Currently, Chicago has the largest such programme in the United States, which consists, in practical terms, of persons arrested for drug use being handed over by the police to a specialised medical service provider. This means giving them the opportunity for rehabilitation, such as therapy. In addition, the NGO running the programme also helps drug addicts to overcome the disadvantages often associated with regular drug use. For example, if they need to find a place to live or replace a lost ID card.  
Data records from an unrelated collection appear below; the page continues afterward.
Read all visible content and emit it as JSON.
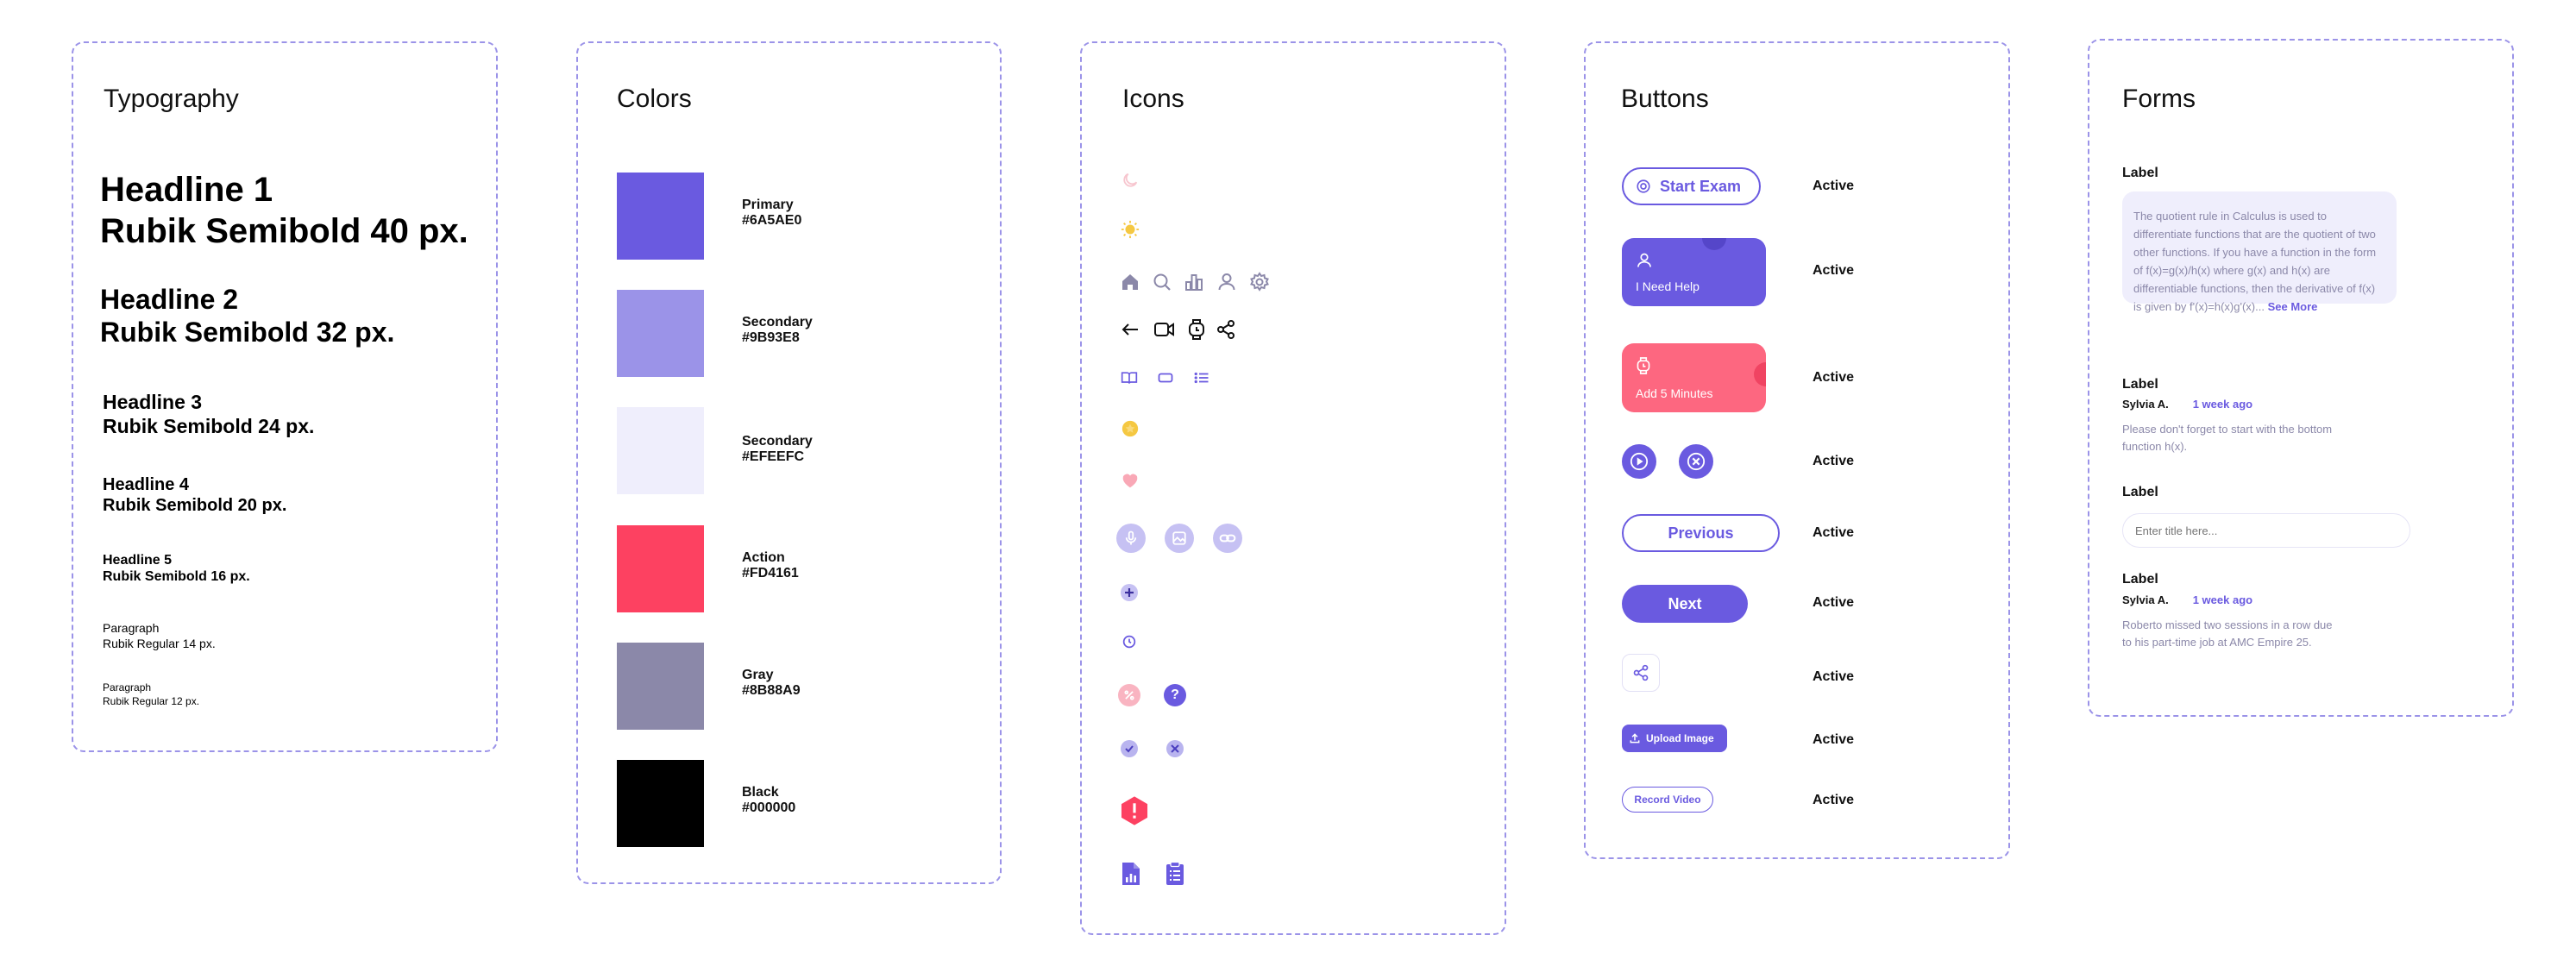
{
  "typography": {
    "title": "Typography",
    "h1": {
      "name": "Headline 1",
      "spec": "Rubik Semibold 40 px."
    },
    "h2": {
      "name": "Headline 2",
      "spec": "Rubik Semibold 32 px."
    },
    "h3": {
      "name": "Headline 3",
      "spec": "Rubik Semibold 24 px."
    },
    "h4": {
      "name": "Headline 4",
      "spec": "Rubik Semibold 20 px."
    },
    "h5": {
      "name": "Headline 5",
      "spec": "Rubik Semibold 16 px."
    },
    "p14": {
      "name": "Paragraph",
      "spec": "Rubik Regular 14 px."
    },
    "p12": {
      "name": "Paragraph",
      "spec": "Rubik Regular 12 px."
    }
  },
  "colors": {
    "title": "Colors",
    "swatches": [
      {
        "name": "Primary",
        "hex": "#6A5AE0"
      },
      {
        "name": "Secondary",
        "hex": "#9B93E8"
      },
      {
        "name": "Secondary",
        "hex": "#EFEEFC"
      },
      {
        "name": "Action",
        "hex": "#FD4161"
      },
      {
        "name": "Gray",
        "hex": "#8B88A9"
      },
      {
        "name": "Black",
        "hex": "#000000"
      }
    ]
  },
  "icons": {
    "title": "Icons",
    "names": [
      "moon-icon",
      "sun-icon",
      "home-icon",
      "search-icon",
      "chart-icon",
      "user-icon",
      "settings-icon",
      "arrow-left-icon",
      "video-icon",
      "watch-icon",
      "share-icon",
      "book-icon",
      "card-icon",
      "list-icon",
      "coin-icon",
      "heart-icon",
      "microphone-icon",
      "image-icon",
      "link-icon",
      "plus-icon",
      "clock-icon",
      "percent-icon",
      "help-icon",
      "check-icon",
      "close-icon",
      "alert-icon",
      "report-icon",
      "clipboard-icon"
    ]
  },
  "buttons": {
    "title": "Buttons",
    "start_exam": "Start Exam",
    "need_help": "I Need Help",
    "add_minutes": "Add 5 Minutes",
    "previous": "Previous",
    "next": "Next",
    "upload_image": "Upload Image",
    "record_video": "Record Video",
    "state": "Active",
    "colors": {
      "primary": "#6A5AE0",
      "action": "#FD6780"
    }
  },
  "forms": {
    "title": "Forms",
    "label": "Label",
    "quote_text": "The quotient rule in Calculus is used to differentiate functions that are the quotient of two other functions. If you have a function in the form of f(x)=g(x)/h(x) where g(x) and h(x) are differentiable functions, then the derivative of f(x) is given by f'(x)=h(x)g'(x)...",
    "see_more": "See More",
    "comment1": {
      "author": "Sylvia A.",
      "time": "1 week ago",
      "text": "Please don't forget to start with the bottom function h(x)."
    },
    "input_placeholder": "Enter title here...",
    "comment2": {
      "author": "Sylvia A.",
      "time": "1 week ago",
      "text": "Roberto missed two sessions in a row due to his part-time job at AMC Empire 25."
    }
  }
}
Panka Bencsik and her fellow researchers are mainly looking at who is eligible for participation in the programme and what the impact of this lifeline is on their lives: “The vast majority of the participants in the health programme have been daily drug users for decades. So the programme is also very successful in the sense that it really reaches active drug users. We also see that those who have participated are less likely to commit drug-related or other violent crimes in the years to come. So, indirectly, the neighbourhood will also be safer thanks to this health programme.”  

Although she is very enthusiastic about the research findings, she says she is just as keen to teach at Vanderbilt University in the US. As for balancing teaching and research activities, she says she has no problem reconciling the two, and enjoys the relative freedom her current job gives her in teaching: “When I arrived at Vanderbilt, my department head asked me which subject I would most like to teach, if I could choose. I told him that I would like to create a new subject on the economics of mental health. He said great, then do it.” – says Panka.  

She spent a summer writing the curriculum and in the autumn she started teaching her new subject to students, which became so popular that she recently received a Dean’s Award.  

As a teacher and researcher, Panka Bencsik is also passionate about the impact of mental health on the economy: “I think it will become an increasingly important area within health economics. British data, for example, show that in recent years burnout and depression are the primary reasons for which employees take sick leave.” This is one of the reasons why, under the auspices of the International Health Economics Association, she founded the Mental Health Economics Special Interest Group in 2019, which brings together health economists interested in the topic and provides them with various professional forums for joint research.